If you want to make your own virtual conference, you can first calculate how much carbon emission will be produced and compare to the emissions from an oversea return flight.

## A few information about the calculation

Here is how we quantified how much emission will be produced for a given conference, be it a 10 people workshop for a day or a 1000 people conference for a week. For video streaming during the conference, we assume that 40 g of CO_{2} are emitted per hour per person (international average) (see source on CarbonBrief). Another way to get this number is to take the average electricity consumption per Gb of transmitted data, which is ~0.04 kWh/Gb (which is the average of the range given by the IEA or see Aslan et al. 2017 for a similar value). Then, we can convert it to (Burtscher et al. 2020) the quantity of CO_{2} emitted using that it is 0.24 kg/kWh (see ref). For 4Mbps (similar to the Netflix average), it leads to 17 gCO2e. Accounting for the electricity consumption of devices, this number goes up by roughly a factor 2 (Burtscher et al. 2020), which is similar to the previous value. We then reduce this value by a factor 2 to account for the difference between the mean bitrate used by Netflix (4 Mbps) and that of our tool (~2 Mbps for the default medium resolution). We then multiply by the time the conference lasts and the number of participants and can work out the final carbon dioxide mass emitted by the virtual conference.

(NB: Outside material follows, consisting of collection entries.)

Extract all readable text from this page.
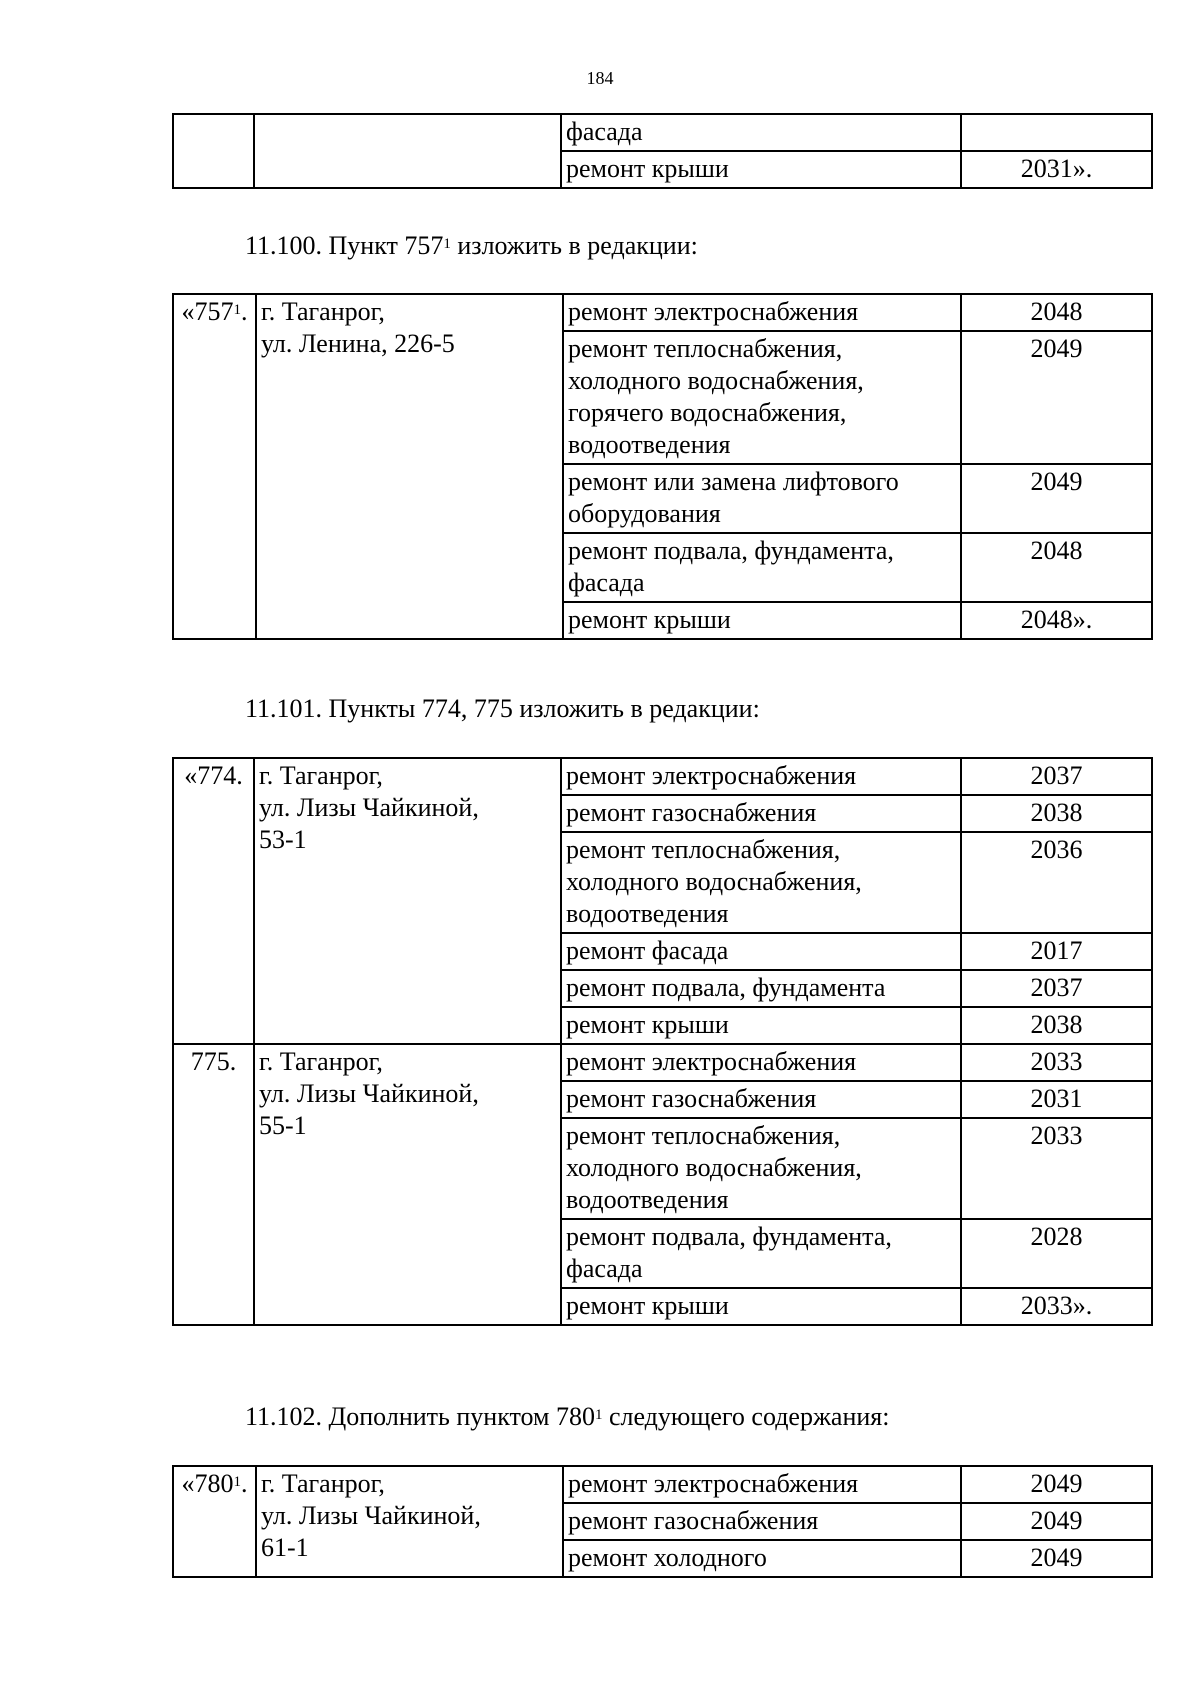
184
		фасада	
		ремонт крыши	2031».
11.100. Пункт $757^1$ изложить в редакции:
«$757^1$.	г. Таганрог,
ул. Ленина, 226-5	ремонт электроснабжения	2048
		ремонт теплоснабжения, холодного водоснабжения, горячего водоснабжения, водоотведения	2049
		ремонт или замена лифтового оборудования	2049
		ремонт подвала, фундамента, фасада	2048
		ремонт крыши	2048».
11.101. Пункты 774, 775 изложить в редакции:
«774.	г. Таганрог,
ул. Лизы Чайкиной,
53-1	ремонт электроснабжения	2037
		ремонт газоснабжения	2038
		ремонт теплоснабжения, холодного водоснабжения, водоотведения	2036
		ремонт фасада	2017
		ремонт подвала, фундамента	2037
		ремонт крыши	2038
775.	г. Таганрог,
ул. Лизы Чайкиной,
55-1	ремонт электроснабжения	2033
		ремонт газоснабжения	2031
		ремонт теплоснабжения, холодного водоснабжения, водоотведения	2033
		ремонт подвала, фундамента, фасада	2028
		ремонт крыши	2033».
11.102. Дополнить пунктом $780^1$ следующего содержания:
«$780^1$.	г. Таганрог,
ул. Лизы Чайкиной,
61-1	ремонт электроснабжения	2049
		ремонт газоснабжения	2049
		ремонт холодного	2049
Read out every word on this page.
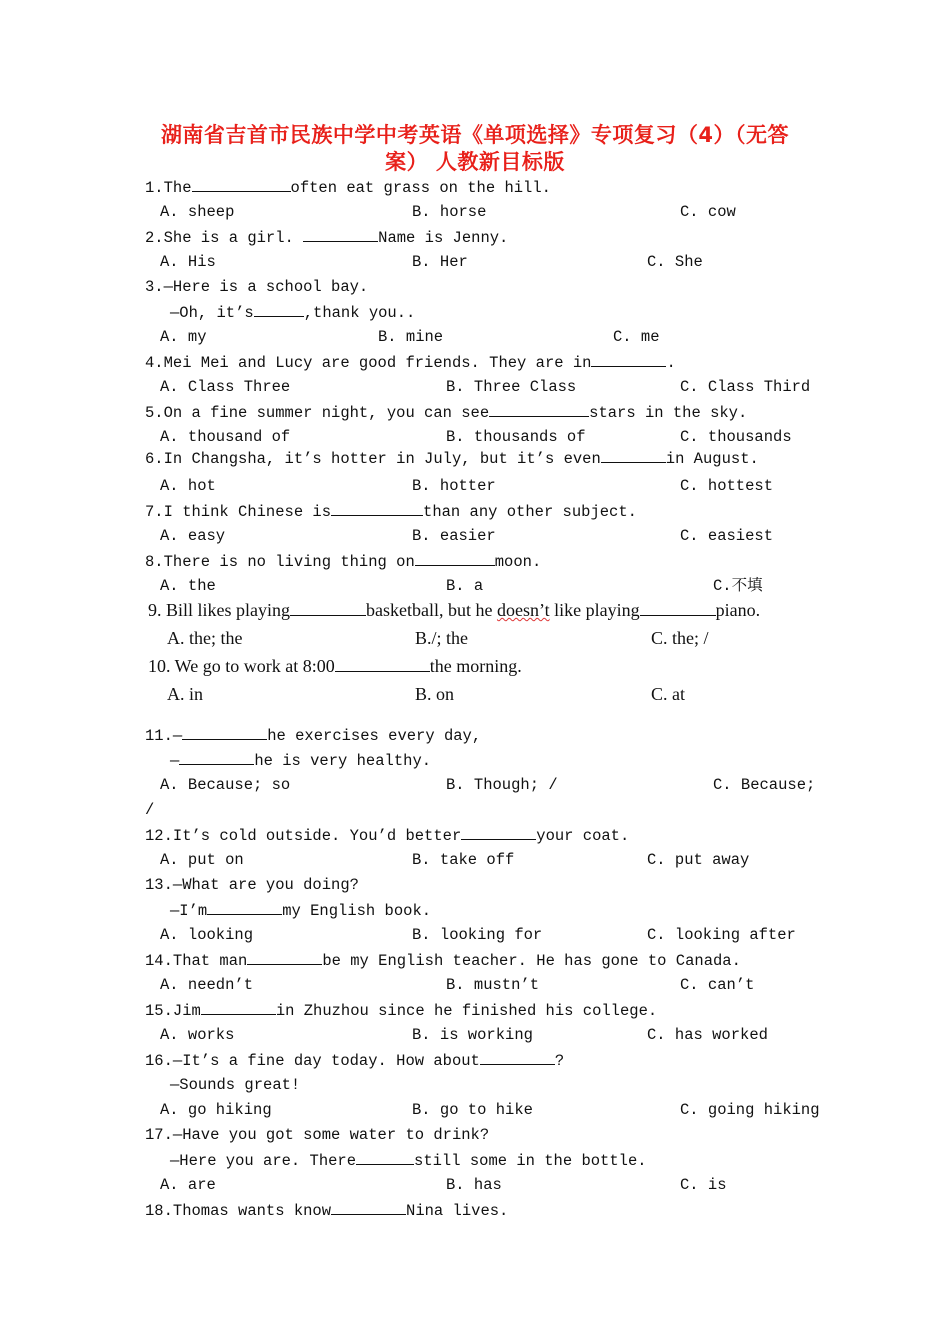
湖南省吉首市民族中学中考英语《单项选择》专项复习（4）（无答
案） 人教新目标版
1.The	often eat grass on the hill.
A. sheep	B. horse	C. cow
2.She is a girl.	Name is Jenny.
A. His	B. Her	C. She
3.—Here is a school bay.
—Oh, it’s	,thank you..
A. my	B. mine	C. me
4.Mei Mei and Lucy are good friends. They are in	.
A. Class Three	B. Three Class	C. Class Third
5.On a fine summer night, you can see	stars in the sky.
A. thousand of	B. thousands of	C. thousands
6.In Changsha, it’s hotter in July, but it’s even	in August.
A. hot	B. hotter	C. hottest
7.I think Chinese is	than any other subject.
A. easy	B. easier	C. easiest
8.There is no living thing on	moon.
A. the	B. a	C.不填
9. Bill likes playing	basketball, but he doesn’t like playing	piano.
A. the; the	B./; the	C. the; /
10. We go to work at 8:00	the morning.
A. in	B. on	C. at
11.—	he exercises every day,
—	he is very healthy.
A. Because; so	B. Though; /	C. Because;
/
12.It’s cold outside. You’d better	your coat.
A. put on	B. take off	C. put away
13.—What are you doing?
—I’m	my English book.
A. looking	B. looking for	C. looking after
14.That man	be my English teacher. He has gone to Canada.
A. needn’t	B. mustn’t	C. can’t
15.Jim	in Zhuzhou since he finished his college.
A. works	B. is working	C. has worked
16.—It’s a fine day today. How about	?
—Sounds great!
A. go hiking	B. go to hike	C. going hiking
17.—Have you got some water to drink?
—Here you are. There	still some in the bottle.
A. are	B. has	C. is
18.Thomas wants know	Nina lives.
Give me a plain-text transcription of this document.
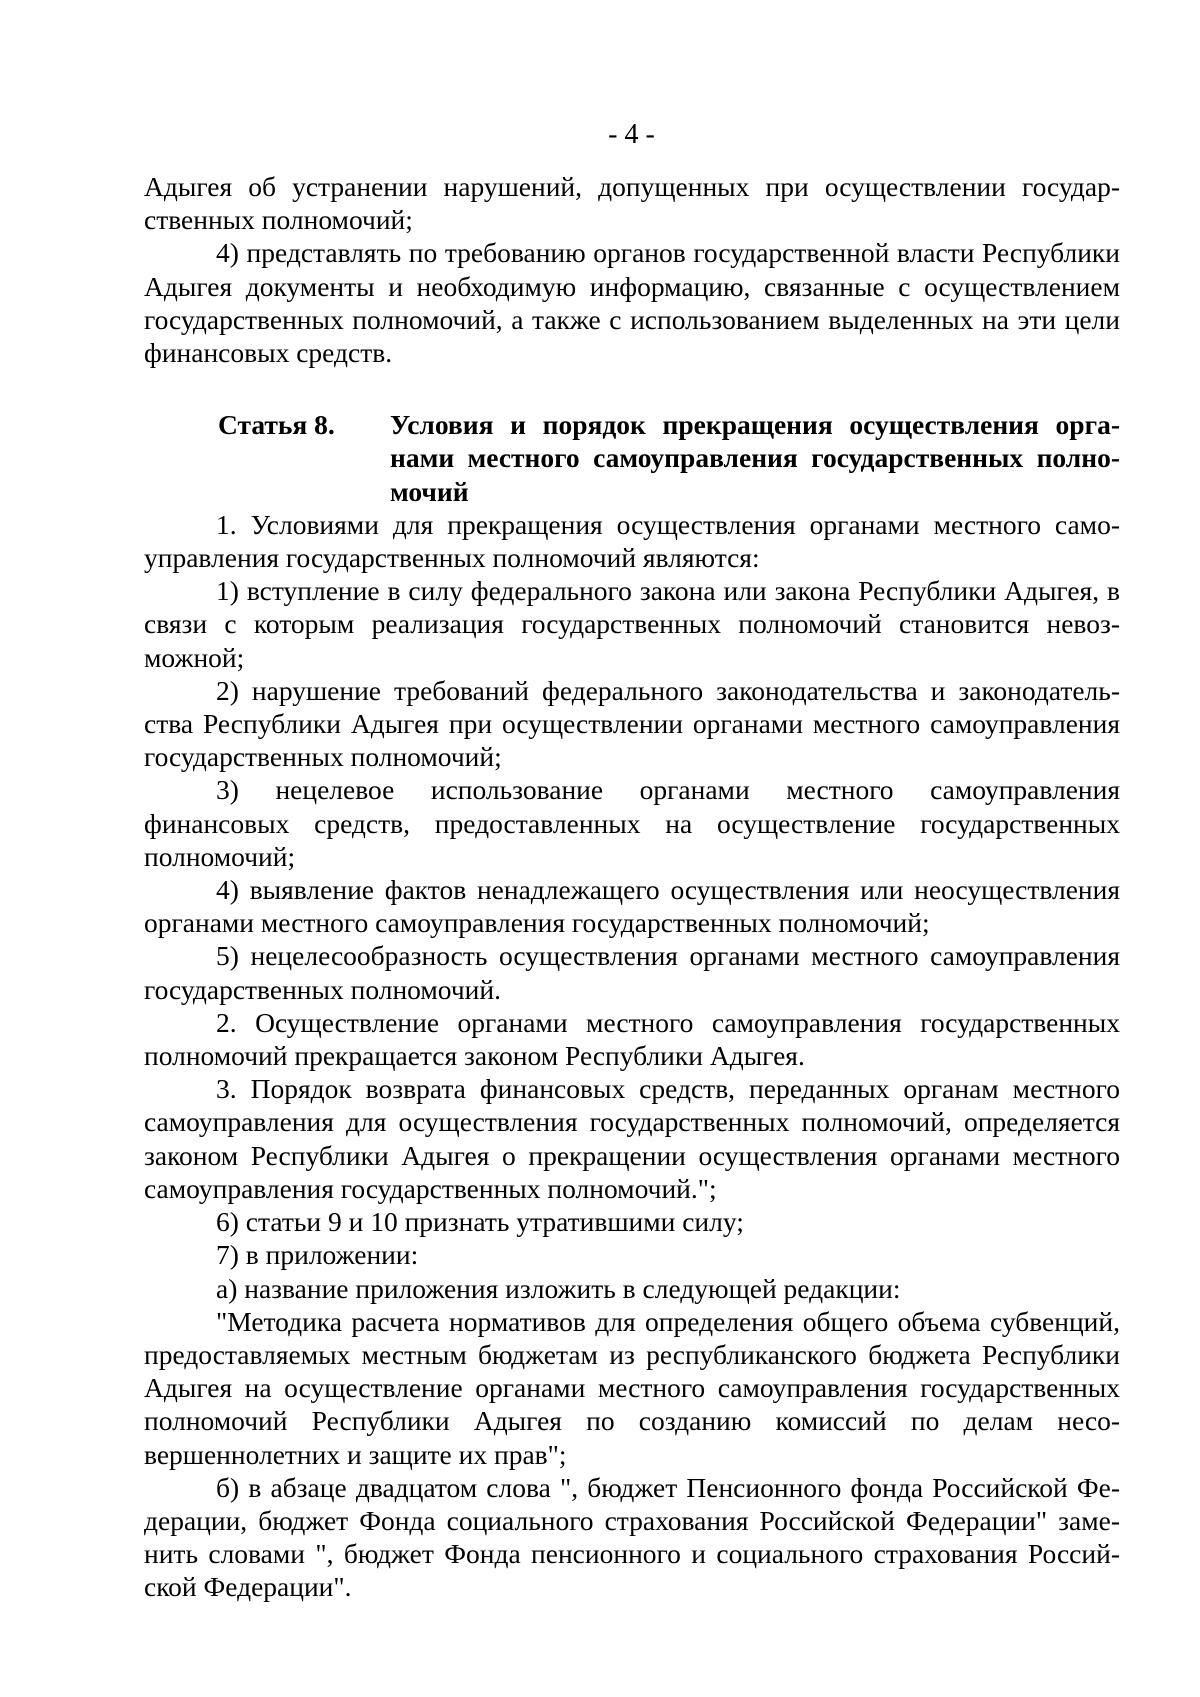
- 4 -

Адыгея об устранении нарушений, допущенных при осуществлении государственных полномочий;

4) представлять по требованию органов государственной власти Республики Адыгея документы и необходимую информацию, связанные с осуществлением государственных полномочий, а также с использованием выделенных на эти цели финансовых средств.

Статья 8.	Условия и порядок прекращения осуществления органами местного самоуправления государственных полномочий

1. Условиями для прекращения осуществления органами местного самоуправления государственных полномочий являются:

1) вступление в силу федерального закона или закона Республики Адыгея, в связи с которым реализация государственных полномочий становится невозможной;

2) нарушение требований федерального законодательства и законодательства Республики Адыгея при осуществлении органами местного самоуправления государственных полномочий;

3) нецелевое использование органами местного самоуправления финансовых средств, предоставленных на осуществление государственных полномочий;

4) выявление фактов ненадлежащего осуществления или неосуществления органами местного самоуправления государственных полномочий;

5) нецелесообразность осуществления органами местного самоуправления государственных полномочий.

2. Осуществление органами местного самоуправления государственных полномочий прекращается законом Республики Адыгея.

3. Порядок возврата финансовых средств, переданных органам местного самоуправления для осуществления государственных полномочий, определяется законом Республики Адыгея о прекращении осуществления органами местного самоуправления государственных полномочий.";

6) статьи 9 и 10 признать утратившими силу;

7) в приложении:

а) название приложения изложить в следующей редакции:

"Методика расчета нормативов для определения общего объема субвенций, предоставляемых местным бюджетам из республиканского бюджета Республики Адыгея на осуществление органами местного самоуправления государственных полномочий Республики Адыгея по созданию комиссий по делам несовершеннолетних и защите их прав";

б) в абзаце двадцатом слова ", бюджет Пенсионного фонда Российской Федерации, бюджет Фонда социального страхования Российской Федерации" заменить словами ", бюджет Фонда пенсионного и социального страхования Российской Федерации".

For conference video storage, we calculate their emission over 3 years based on the number of averaged views we estimated but that will be refined when we have more statistics from our website. After 3 years, the organisers or their company will be contacted to check whether the videos should be put offline (as some more recent conferences on the same field or by the same participants may have already happened) to save on carbon emissions.

Sources we used to quantify how much carbon is emitted for a given conference: Shehabi et al. 2014, Schien et al. 2014, Andrae et al. 2015, Aslan et al. 2017, Park et al. 2017, CarbonBrief, IEA.